It’s a random Wednesday in the middle of the semester, and you’ve just woken up to an alarm you set almost a month ago. You furiously type in your login information and pull up time.gov on a separate window. Some of your friends are even using two or three different devices just in case one decides to self-destruct at the eleventh hour or leaving their house to find a “place with better wifi.” You have a Plan A, Plan B, Plan C and a (hopefully untouched) Plan D. It is a free-for-all; it is a bloodbath. To Hopkins students, it probably sounds like I’m describing that fateful day known as class registration. But I am, in fact, describing something else entirely: the arena of concert ticket online sales.

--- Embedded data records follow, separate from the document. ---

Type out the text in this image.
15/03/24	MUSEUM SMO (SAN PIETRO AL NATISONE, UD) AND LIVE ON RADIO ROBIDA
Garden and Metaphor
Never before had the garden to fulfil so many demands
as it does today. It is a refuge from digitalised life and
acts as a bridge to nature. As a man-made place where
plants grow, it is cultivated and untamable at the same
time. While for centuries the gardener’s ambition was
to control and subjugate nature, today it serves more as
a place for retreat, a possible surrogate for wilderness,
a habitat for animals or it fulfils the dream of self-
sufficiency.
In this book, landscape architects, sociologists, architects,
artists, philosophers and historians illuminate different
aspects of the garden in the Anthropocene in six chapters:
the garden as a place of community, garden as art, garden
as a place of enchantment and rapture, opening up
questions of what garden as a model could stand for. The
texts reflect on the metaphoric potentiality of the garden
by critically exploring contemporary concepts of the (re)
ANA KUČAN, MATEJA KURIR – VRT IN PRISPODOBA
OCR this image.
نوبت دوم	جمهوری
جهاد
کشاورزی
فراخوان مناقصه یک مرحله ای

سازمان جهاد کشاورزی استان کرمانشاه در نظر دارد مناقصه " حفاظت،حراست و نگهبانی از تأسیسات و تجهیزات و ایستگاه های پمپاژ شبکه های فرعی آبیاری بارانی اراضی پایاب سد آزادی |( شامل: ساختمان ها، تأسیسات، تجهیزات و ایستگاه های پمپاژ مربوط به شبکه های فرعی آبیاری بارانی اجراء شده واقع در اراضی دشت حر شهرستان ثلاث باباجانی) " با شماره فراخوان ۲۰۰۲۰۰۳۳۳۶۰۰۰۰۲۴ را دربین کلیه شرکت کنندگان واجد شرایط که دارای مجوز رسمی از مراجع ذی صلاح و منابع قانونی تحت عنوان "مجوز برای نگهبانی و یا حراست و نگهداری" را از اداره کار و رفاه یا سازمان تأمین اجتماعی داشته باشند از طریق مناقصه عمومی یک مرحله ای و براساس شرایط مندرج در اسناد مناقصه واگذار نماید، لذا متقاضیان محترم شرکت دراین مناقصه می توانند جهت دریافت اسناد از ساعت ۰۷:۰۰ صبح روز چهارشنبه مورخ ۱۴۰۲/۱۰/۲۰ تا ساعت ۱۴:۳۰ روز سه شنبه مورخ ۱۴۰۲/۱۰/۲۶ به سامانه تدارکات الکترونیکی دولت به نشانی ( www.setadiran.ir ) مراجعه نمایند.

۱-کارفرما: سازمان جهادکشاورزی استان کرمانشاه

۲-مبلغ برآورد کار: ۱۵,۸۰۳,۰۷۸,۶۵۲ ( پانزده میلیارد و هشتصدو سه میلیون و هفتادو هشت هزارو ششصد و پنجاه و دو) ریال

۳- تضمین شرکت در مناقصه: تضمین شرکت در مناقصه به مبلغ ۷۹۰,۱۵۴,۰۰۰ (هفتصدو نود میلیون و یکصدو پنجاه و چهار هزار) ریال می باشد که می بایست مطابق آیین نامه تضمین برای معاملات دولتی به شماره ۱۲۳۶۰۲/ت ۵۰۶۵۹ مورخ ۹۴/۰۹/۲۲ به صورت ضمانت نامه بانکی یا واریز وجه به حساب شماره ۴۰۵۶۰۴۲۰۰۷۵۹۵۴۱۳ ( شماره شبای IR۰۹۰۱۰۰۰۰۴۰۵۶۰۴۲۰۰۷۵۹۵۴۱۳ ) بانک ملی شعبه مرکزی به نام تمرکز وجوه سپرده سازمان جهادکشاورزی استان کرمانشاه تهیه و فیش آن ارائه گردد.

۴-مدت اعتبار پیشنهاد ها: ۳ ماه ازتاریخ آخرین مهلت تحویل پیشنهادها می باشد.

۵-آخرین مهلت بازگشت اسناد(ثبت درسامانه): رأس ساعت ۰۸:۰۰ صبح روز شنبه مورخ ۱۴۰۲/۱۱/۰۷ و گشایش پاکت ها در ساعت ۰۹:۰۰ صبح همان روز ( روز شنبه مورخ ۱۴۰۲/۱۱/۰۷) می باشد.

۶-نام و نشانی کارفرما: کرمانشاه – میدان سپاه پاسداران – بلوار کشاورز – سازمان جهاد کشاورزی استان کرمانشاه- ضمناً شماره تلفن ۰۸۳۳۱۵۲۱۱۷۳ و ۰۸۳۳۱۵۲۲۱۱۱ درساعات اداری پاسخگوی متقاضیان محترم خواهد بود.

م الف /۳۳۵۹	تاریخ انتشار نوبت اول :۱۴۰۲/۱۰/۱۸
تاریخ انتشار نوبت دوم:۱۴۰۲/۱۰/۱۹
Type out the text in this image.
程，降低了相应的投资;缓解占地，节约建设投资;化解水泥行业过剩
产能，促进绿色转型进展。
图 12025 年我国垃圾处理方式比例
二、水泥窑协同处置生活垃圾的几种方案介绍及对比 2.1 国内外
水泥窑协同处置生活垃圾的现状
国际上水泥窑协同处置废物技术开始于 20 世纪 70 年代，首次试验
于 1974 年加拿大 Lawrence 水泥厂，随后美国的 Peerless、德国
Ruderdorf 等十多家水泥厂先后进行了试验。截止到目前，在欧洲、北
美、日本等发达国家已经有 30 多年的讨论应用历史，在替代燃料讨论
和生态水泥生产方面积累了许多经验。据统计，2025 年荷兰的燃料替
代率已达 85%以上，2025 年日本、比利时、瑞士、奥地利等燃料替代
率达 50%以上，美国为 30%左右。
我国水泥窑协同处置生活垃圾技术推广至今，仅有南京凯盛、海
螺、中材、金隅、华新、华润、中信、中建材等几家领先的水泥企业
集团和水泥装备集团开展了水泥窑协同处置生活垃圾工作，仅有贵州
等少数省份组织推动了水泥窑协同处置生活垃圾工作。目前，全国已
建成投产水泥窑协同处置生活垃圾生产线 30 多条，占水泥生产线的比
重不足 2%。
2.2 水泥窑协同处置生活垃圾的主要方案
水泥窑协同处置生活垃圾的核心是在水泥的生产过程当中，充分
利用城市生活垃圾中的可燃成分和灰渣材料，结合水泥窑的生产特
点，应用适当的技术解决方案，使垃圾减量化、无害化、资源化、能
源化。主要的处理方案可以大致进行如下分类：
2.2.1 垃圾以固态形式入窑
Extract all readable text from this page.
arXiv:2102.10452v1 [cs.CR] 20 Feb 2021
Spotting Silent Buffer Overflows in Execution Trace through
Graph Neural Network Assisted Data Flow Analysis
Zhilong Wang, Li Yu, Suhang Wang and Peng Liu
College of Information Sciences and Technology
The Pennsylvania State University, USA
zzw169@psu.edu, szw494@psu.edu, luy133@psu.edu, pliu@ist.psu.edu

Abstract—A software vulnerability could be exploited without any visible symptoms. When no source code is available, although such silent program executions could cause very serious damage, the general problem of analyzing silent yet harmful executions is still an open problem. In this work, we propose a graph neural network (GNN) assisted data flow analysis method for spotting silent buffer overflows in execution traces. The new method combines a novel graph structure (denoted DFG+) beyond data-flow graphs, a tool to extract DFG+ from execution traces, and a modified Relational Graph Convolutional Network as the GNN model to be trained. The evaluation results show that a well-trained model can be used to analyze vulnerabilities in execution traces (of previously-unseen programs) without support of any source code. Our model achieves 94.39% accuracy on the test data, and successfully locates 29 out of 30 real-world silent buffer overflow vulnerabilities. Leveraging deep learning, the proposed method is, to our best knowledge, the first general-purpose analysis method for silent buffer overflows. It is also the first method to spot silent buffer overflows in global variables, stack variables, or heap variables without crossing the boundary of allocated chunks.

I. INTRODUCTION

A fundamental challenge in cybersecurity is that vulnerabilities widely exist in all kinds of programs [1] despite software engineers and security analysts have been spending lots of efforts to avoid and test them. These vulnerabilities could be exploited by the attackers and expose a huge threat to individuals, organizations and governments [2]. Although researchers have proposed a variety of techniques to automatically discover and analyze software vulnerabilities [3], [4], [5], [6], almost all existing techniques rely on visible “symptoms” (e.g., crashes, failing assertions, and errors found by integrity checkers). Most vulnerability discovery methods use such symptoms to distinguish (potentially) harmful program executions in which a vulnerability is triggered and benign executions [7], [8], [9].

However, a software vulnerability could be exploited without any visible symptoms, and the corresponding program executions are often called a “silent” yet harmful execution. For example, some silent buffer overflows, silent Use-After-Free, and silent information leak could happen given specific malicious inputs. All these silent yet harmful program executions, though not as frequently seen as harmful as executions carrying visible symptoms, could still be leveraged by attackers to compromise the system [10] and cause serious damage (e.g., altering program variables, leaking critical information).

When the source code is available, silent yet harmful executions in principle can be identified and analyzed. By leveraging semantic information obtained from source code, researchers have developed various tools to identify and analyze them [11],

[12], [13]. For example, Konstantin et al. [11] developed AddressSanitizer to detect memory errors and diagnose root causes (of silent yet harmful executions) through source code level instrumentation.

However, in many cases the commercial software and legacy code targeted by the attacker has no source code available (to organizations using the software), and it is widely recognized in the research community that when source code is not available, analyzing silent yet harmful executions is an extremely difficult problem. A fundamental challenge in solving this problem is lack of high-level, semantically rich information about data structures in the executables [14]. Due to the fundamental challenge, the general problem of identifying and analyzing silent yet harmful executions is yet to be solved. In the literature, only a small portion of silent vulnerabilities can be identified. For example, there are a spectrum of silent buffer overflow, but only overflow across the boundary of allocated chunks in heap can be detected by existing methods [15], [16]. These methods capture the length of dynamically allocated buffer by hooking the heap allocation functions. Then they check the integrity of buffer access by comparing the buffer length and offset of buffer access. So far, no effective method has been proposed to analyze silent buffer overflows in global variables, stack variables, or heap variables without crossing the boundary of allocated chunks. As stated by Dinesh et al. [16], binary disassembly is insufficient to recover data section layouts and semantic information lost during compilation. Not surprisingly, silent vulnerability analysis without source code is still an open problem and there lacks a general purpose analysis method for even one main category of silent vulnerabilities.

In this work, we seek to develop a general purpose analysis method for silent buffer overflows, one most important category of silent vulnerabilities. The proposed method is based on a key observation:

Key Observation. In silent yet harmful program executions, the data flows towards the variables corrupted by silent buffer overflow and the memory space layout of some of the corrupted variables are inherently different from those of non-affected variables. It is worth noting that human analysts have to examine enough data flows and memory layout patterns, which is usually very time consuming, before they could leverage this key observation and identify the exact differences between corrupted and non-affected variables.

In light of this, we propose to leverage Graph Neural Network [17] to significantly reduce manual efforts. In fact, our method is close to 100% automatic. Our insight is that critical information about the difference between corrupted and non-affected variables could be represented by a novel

It wouldn’t be music without a live performance. Watching an artist actually step out on stage after months of waiting, hearing fans all around you sing along to the same songs you’ve listened to and feeling the effects of music fill the air — it’s the heart of music. But live music has started to become less and less financially accessible. Taylor Swift has performed over 150 shows on The Eras Tour over its lifespan of nearly two years, selling out stadium after stadium. As an artist with over 90 million monthly listeners on Spotify, it doesn’t come as a surprise that scoring tickets to one of Swift’s shows is quite the competition. Yet, this doesn’t come without a hefty price tag, with some facing resell markups up to $2,000 — not to mention the cost of travel, lodging, merchandise and other essentials of the concert experience.
The increasingly virtual nature of ticket sales means that fans often have to resort to buying tickets from online ticket scalpers if their laptops don’t load in time, and none of the markup actually goes to the artist or venue. Concert culture itself has become more cutthroat, with camping out at 8 a.m. to rush through doors opening no earlier than 5:30 p.m. becoming commonplace for general admission audiences. Instead of an exciting evening, concerts are becoming a physically taxing and draining event that takes up an entire day if you want a good seat — if you can even afford it.
Music culture is dying. From this extremely difficult — not to mention often immensely expensive — process of buying concert tickets to the disappearance of intricate melodies, the music industry is facing one of its greatest threats: the collective loss of integrity.
Music has historically held a significant role in social and political movements, with musical experimentation driving the American counterculture of the 1960s and the nueva canción of Latin America’s struggle for justice from the 1950s to 1990s. Musicians, as artists, have powerful voices that reflect that of the people, and music’s ability to deeply resonate with its listeners prove music to be a powerful tool of collective expression and political dissent that is conducive to an empowered society. Modern, extensive commercialization of music does absolutely nothing to foster this culture, as songs and albums face shortening shelf lives that have no choice but to correspond with the cycle of never-ending social media trends. Instead of a timeless and organic statement that survives years, decades or even generations of social change, the modern “industry plants” are lucky to see it past a few months on the charts.
Anyone who deems themself an “artist” has an obligation to use their platform for their audience. Art is not work done solely for the validation of the individual. Art is selfless; its naked core should not be a desire for profit or fame. Keith Haring’s story behind his established “pop art” iconography embodies what it means to be an artist with — not “above” or separate from — an audience. In Haring’s words, “The public needs art, and it is the responsibility of a ‘self-proclaimed artist’ to realise the public needs art, and not to make bourgeois art for a few and ignore the masses.” Regardless of whether or not it’s a singer, painter, dancer or writer, the identity of “artist” calls for more than just pushing out polished works; it calls for personal truth to one’s work that invites the public to take part in its distinct creation and spread.
Our right to a democratic system and freedom of expression — although an expectation — is never guaranteed, especially in the climate of current politics. Political polarization is occurring at much higher rates in the U.S. than in other democracies, a legacy very likely to be crystallized in the coming presidential term. Public opinion faces the perils of misinformation and the coming death of journalistic integrity. If musicians are beginning to step away from their roles as prominent public figures with sizable social power, this writer fears that a restrictive — if not flat out authoritarian — government is on the horizon.
Art is a manifestation of the human experience, which is by no means a stranger to resistance. We must not let the music industry evolve into a myriad of cash grabs and nepotism baby one-hit wonders, where the courage to speak one’s mind aside from promoting brand deals stands to become a thing of the past. As concert culture evolves into a kind of status symbol and albums without much replay value are pumped out faster into the market, we are losing what it really means to be an artist: being a medium of change willing to challenge the status quo.
Ayden Min is a sophomore from Los Angeles, Calif. majoring in International Studies. She is a Copy Editor for The News-Letter.